A sign of the times: If we’re writing about ice cream — and we are — doesn’t it seem like summer can’t be too far off? Today in Food, Tim Carman’s Immigrant’s Table column is all about the wonders of Jamaican ice cream. There’s a bonus: two ice cream recipes that, trust me, are really good.
Speaking of recipes, you can’t go wrong with any of the ones today that call for five ingredients or fewer. I loved the Garam Masala Roast Chicken: three ingredients (for the purpose of this exercise we didn’t count salt, pepper or water) and it was just a terrific bird. A big surprise for me was the Baked Fruit Brioche, so simple but so packed with flavor.
Also today, read Jane Black’s story about Kavita Shukla, an Ellicott City native who was 17 years old when she won a patent for a product called FreshPaper that helps retard food spoilage.
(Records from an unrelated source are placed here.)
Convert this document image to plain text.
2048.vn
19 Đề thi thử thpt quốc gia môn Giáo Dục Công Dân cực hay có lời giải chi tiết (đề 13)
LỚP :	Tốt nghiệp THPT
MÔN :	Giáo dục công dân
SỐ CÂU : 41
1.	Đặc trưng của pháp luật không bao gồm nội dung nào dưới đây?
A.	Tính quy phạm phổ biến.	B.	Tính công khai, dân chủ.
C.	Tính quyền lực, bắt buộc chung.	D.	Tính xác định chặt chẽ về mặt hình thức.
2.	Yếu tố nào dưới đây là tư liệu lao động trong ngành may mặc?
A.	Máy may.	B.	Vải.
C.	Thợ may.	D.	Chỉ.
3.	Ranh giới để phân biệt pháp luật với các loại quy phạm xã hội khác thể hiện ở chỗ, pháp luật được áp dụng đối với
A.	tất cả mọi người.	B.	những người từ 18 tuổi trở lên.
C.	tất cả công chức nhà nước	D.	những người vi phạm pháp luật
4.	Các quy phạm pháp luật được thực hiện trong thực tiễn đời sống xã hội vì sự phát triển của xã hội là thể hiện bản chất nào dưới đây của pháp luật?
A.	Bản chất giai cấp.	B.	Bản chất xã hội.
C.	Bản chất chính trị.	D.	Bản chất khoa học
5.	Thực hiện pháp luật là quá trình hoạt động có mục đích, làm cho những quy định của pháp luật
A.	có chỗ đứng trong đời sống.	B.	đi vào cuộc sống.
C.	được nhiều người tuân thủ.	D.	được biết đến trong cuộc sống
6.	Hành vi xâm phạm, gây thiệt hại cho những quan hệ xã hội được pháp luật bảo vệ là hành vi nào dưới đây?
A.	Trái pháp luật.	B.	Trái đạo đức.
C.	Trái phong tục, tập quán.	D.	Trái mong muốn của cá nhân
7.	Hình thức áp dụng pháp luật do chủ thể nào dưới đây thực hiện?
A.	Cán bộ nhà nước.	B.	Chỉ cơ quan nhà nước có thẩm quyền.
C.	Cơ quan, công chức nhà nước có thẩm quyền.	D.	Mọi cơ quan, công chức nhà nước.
Now 27, she hopes someday to supply it to people in underdeveloped countries who lack refrigeration.
Shukla will join us for today’s Free Range chat at noon. You should, too. It’s 60 minutes of culinary give-and-take that just seem to fly by each week. To get you in the mood, here’s a leftover from last week’s chat . A question about freshness: I’ve had three bottles of infused olive oil on my counter for several years now. How long do they last? I don’t use them very often, obviously!
Some experts say it’s possible for olive oil to stay good for a few years, but only if it’s stored correctly. Which means not on the countertop but in a cool, dark spot. In an airtight container. (And not in the refrigerator.)
I confess that even though my olive oil is tucked away in a dark pantry, I still have rancidity problems. So I’m a little skeptical about claims of multi-year longevity.
But even if they’re true — even if you could keep olive oil for three years and avoid rancidity — the fresher stuff generally tastes better. One problem for consumers is that there’s usually no clue on a bottle of supermarket oil that would let you know when the oil was pressed. So you could be buying stuff that’s already fairly old. The solution is to shell out bigger bucks and buy a bottle made by a producer that includes the vintage date on the label.
I guess I should have started off by asking: Have you smelled the oil on your counter? That’s the best way to tell if it’s still good. Rancid oil has a nasty funk that’s unmistakable, and it’s one that the flavor infused into your bottles probably wouldn’t be able to mask.